Au Sénat, des travaux ont été lancés dès 2019 pour revoir le cadre de l’irresponsabilité pénale. La sénatrice centriste, Nathalie Goulet, avait déposé une proposition de loi en ce sens dès janvier 2020 et c’est à l’initiative de son groupe parlementaire qu’un débat avait été organisé avec l’ancienne garde des Sceaux, Nicole Belloubet, pour examiner les contours d’une telle réforme.
Suite à l’arrêt de la Cour de cassation, le président de la République s’est engagé à lancer une réforme, le garde des Sceaux ayant annoncé dans la foulée un projet de loi pour la fin mai. Une démarche qui fait grincer des dents au Sénat où l’on attend que les travaux des parlementaires soient pris en compte (lire ici).
Réunis pour annoncer le dépôt d’une proposition de loi commune, les présidents des groupes LR, Bruno Retailleau et centriste, Hervé Marseille, ont souligné l’étendue des travaux des parlementaires. Le sénateur LR, Jean Sol, co-auteur d’un rapport sur l’expertise psychiatrique en matière pénale et Nathalie Goulet ont par ailleurs esquissé l’esprit de la proposition de loi qu’ils s’apprêtent à déposer.

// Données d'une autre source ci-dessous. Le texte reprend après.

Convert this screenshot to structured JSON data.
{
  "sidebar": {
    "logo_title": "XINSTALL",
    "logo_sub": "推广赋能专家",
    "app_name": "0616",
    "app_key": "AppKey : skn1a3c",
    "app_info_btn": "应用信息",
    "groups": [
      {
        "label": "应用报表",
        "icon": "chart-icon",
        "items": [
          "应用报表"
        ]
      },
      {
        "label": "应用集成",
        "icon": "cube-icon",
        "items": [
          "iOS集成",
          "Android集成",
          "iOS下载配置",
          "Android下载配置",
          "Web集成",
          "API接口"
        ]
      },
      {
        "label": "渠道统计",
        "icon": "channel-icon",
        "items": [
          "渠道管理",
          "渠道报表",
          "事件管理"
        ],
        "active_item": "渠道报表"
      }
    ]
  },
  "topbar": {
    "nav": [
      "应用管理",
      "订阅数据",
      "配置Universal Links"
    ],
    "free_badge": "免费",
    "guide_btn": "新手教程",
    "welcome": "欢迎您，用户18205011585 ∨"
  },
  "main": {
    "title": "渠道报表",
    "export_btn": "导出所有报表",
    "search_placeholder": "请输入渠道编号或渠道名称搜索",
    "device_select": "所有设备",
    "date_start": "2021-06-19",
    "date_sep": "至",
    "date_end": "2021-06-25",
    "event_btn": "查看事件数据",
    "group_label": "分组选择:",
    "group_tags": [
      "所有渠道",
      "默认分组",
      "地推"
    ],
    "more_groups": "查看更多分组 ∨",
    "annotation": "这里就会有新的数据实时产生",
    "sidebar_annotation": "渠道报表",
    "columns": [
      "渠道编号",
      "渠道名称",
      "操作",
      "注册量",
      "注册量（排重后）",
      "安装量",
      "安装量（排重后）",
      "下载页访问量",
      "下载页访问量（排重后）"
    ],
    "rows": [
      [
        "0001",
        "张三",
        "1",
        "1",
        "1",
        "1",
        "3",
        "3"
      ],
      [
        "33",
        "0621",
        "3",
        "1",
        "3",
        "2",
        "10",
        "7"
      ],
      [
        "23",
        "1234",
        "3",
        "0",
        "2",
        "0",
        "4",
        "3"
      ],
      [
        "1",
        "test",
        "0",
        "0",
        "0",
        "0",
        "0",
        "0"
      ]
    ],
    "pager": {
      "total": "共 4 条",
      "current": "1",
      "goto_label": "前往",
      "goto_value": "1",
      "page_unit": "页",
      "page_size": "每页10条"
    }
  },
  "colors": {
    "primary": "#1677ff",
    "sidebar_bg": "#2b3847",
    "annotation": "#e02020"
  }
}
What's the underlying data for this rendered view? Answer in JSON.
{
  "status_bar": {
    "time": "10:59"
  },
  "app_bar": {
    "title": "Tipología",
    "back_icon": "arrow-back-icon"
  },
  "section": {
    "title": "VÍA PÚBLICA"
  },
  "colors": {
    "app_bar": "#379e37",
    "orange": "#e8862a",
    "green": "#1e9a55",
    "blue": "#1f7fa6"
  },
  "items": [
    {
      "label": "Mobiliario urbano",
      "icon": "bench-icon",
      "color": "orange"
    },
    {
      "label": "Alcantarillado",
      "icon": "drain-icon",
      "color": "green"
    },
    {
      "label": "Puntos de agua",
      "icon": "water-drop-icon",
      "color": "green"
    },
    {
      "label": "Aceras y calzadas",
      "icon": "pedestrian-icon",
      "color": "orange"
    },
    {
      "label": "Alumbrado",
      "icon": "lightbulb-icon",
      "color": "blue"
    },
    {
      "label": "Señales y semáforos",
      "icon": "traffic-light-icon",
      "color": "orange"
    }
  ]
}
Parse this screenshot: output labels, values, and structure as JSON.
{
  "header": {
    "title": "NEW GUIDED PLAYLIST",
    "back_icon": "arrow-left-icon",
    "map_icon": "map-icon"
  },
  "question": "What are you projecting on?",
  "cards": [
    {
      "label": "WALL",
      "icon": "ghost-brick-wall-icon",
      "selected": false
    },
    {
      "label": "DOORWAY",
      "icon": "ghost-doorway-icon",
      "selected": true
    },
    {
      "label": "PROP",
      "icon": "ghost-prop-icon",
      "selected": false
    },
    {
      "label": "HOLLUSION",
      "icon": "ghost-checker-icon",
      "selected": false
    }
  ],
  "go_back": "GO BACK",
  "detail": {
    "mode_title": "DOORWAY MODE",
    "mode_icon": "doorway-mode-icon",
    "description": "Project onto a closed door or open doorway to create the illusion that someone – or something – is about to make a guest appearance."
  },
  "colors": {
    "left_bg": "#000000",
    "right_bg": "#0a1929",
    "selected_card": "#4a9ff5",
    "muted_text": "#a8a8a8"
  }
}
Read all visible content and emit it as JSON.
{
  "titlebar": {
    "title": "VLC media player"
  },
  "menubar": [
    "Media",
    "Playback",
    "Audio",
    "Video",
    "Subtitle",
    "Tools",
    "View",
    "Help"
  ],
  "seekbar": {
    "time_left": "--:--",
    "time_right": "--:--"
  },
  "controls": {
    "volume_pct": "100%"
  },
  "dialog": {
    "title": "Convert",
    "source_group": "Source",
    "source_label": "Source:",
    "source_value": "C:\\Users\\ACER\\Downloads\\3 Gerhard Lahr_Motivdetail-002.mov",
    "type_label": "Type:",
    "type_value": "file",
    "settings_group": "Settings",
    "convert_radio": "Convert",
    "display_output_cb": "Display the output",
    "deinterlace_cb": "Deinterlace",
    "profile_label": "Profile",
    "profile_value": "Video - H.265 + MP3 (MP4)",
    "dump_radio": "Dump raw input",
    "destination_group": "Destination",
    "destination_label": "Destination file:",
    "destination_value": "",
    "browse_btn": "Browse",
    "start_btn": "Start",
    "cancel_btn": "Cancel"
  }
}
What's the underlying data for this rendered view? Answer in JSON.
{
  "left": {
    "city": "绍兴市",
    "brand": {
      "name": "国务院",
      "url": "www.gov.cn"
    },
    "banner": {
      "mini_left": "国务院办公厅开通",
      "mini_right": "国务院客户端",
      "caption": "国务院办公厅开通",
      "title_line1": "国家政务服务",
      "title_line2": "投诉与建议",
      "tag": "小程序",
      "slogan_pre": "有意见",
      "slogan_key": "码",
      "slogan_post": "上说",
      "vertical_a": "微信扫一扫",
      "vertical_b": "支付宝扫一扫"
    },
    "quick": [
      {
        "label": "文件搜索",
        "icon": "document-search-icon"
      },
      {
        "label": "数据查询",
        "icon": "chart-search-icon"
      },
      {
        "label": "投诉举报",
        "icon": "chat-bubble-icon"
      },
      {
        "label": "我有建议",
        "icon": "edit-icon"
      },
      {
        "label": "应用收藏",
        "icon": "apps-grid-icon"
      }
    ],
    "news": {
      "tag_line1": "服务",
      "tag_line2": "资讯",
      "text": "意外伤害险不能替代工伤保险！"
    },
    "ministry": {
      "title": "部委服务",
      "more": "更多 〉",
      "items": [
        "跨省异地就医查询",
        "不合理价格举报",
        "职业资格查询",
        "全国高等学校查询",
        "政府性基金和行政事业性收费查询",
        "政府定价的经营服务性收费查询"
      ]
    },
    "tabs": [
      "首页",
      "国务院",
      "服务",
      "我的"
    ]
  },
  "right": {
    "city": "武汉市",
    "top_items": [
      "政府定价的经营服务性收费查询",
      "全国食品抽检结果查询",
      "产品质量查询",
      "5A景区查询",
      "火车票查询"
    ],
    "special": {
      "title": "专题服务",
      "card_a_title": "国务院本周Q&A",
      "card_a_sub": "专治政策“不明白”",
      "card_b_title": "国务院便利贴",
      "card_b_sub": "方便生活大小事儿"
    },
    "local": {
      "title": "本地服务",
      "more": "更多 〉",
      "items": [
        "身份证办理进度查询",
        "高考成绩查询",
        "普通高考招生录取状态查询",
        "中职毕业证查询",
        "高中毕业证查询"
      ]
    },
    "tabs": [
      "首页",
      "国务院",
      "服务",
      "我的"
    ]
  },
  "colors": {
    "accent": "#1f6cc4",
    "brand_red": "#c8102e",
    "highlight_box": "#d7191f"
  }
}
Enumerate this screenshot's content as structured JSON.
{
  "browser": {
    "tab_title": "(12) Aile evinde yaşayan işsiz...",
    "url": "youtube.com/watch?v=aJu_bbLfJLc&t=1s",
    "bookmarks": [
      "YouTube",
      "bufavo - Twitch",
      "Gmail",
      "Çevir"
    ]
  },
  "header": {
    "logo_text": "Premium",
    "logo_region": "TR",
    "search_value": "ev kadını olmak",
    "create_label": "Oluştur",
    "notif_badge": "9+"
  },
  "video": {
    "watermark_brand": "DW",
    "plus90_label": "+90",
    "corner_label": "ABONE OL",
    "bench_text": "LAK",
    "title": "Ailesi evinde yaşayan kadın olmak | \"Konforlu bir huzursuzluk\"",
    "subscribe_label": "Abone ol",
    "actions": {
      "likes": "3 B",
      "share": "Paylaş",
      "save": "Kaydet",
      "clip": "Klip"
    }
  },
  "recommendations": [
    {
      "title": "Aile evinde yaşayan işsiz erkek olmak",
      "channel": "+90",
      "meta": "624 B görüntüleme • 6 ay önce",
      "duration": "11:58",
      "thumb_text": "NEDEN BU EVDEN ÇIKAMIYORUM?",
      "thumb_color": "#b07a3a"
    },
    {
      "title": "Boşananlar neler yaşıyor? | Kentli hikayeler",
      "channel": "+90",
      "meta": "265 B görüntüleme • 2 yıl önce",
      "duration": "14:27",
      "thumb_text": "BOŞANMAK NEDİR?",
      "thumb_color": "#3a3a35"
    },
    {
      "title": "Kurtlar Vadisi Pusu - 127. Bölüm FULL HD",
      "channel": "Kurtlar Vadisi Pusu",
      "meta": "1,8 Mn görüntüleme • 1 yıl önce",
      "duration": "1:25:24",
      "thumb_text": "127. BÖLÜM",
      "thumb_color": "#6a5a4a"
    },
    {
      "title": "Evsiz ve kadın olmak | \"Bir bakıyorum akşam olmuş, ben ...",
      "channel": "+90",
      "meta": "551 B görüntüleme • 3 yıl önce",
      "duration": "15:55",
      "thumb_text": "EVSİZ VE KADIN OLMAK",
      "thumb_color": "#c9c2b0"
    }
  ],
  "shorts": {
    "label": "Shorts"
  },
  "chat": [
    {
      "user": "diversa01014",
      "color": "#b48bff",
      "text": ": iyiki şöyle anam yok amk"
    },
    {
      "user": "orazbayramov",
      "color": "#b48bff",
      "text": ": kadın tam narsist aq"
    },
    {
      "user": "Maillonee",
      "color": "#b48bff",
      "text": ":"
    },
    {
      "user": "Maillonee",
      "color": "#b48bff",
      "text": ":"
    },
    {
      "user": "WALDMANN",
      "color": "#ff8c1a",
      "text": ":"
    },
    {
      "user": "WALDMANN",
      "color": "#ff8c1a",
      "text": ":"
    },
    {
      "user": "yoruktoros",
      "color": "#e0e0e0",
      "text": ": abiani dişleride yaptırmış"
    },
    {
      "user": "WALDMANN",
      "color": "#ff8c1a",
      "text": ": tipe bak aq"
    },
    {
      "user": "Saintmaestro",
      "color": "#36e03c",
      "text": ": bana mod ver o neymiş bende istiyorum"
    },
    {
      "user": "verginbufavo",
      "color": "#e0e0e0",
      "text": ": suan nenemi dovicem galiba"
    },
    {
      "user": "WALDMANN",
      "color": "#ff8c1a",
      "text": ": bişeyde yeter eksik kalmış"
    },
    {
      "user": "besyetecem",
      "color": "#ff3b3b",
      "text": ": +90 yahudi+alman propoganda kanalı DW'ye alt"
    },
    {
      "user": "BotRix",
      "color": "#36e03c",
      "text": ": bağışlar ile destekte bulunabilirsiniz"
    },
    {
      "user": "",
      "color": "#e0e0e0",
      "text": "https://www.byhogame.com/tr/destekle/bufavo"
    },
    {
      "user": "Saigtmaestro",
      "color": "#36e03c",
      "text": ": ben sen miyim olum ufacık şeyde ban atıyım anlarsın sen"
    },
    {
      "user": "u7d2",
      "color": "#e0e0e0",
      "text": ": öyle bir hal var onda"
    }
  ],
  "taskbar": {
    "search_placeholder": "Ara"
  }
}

« On ne touchera pas aux dispositions fondamentales de notre droit tel qu’il existe : on ne juge pas les fous », expose en premier lieu la sénatrice centriste de l’Orne. « Mais il faut savoir qu’il y a aujourd’hui plus de 350 non-lieux pour irresponsabilité pénale par an et en 2018, il y a eu plus de 13 000 classements sans suite pour irresponsabilité pénale », poursuit Nathalie Goulet (voir la vidéo ci-dessous).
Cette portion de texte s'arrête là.